La mort naturelle d'un patient devra être «raisonnablement prévisible» selon le projet de loi fédéral sur l'aide médicale à mourir déposé à la Chambre des communes jeudi.

Le gouvernement fédéral fait ainsi un pas de plus que la loi québécoise, qui limite cette aide aux patients qui sont en fin de vie.

Ce projet de loi n'étendra toutefois pas cette aide aux «mineurs matures» ni aux demandes anticipées, contrairement à ce qui avait été recommandé en février par le comité parlementaire chargé d'étudier la question.

«La loi qui est récemment entrée en vigueur au Québec limite l'aide médicale à mourir aux patients qui sont en fin de vie, et ne permet que l'euthanasie volontaire», précise une fiche d'information remise aux médias.

«La loi fédérale proposée ressemble beaucoup à la loi québécoise, sauf que les personnes qui satisfont à tous les critères et dont "la mort est devenue raisonnable prévisible" seraient admissibles à l'aide médicale à mourir, tandis que, dans la loi québécoise, toute personne admissible doit être "en fin de vie".»

«La loi fédérale proposée permettrait également le suicide assisté et l'euthanasie volontaire dans le cadre de l'aide médicale à mourir.»

Le projet de loi modifie principalement le Code criminel pour créer une exemption à l'infraction d'aider quelqu'un à se donner la mort destinée pour certaines personnes, dont les médecins, les pharmaciens et les infirmiers.

Cinq principaux critères d'admissibilité sont proposés, soient : être admissible à l'aide médicale au Canada (afin d'éviter le tourisme médical); être majeur; être capable de fournir un consentement libre et éclairé; être affecté de problèmes graves et irrémédiables; et fournir une demande de manière volontaire et libre de contraintes.

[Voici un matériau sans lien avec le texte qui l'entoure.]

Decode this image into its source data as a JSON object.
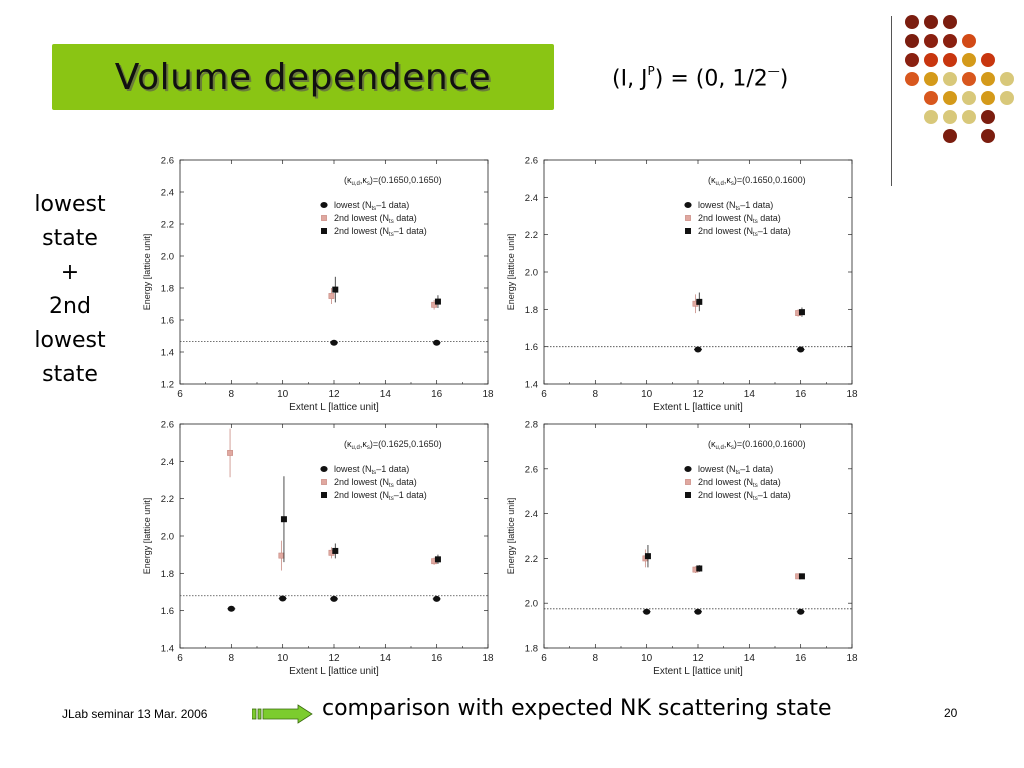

Les problèmes de santé graves et irrémédiables sont considérés dans leur ensemble et ils n'excluent pas de type de maladies, tels que des troubles mentaux. Pour être considérés comme des « problèmes de santé grave et irrémédiable », ces troubles de santé doivent eux aussi respecter une série de conditions, à savoir : être considérés comme une maladie, une affection ou un handicap graves et incurables; que la situation médicale du patient soit caractérisée par un déclin avancé et irréversible de ses capacités; que les souffrances physiques ou psychologiques soient persistantes, intolérables et qu'elles ne puissent être apaisées d'une manière que le patient juge acceptable; et que la mort naturelle soit raisonnable prévisible « compte tenu de l'ensemble de sa situation ».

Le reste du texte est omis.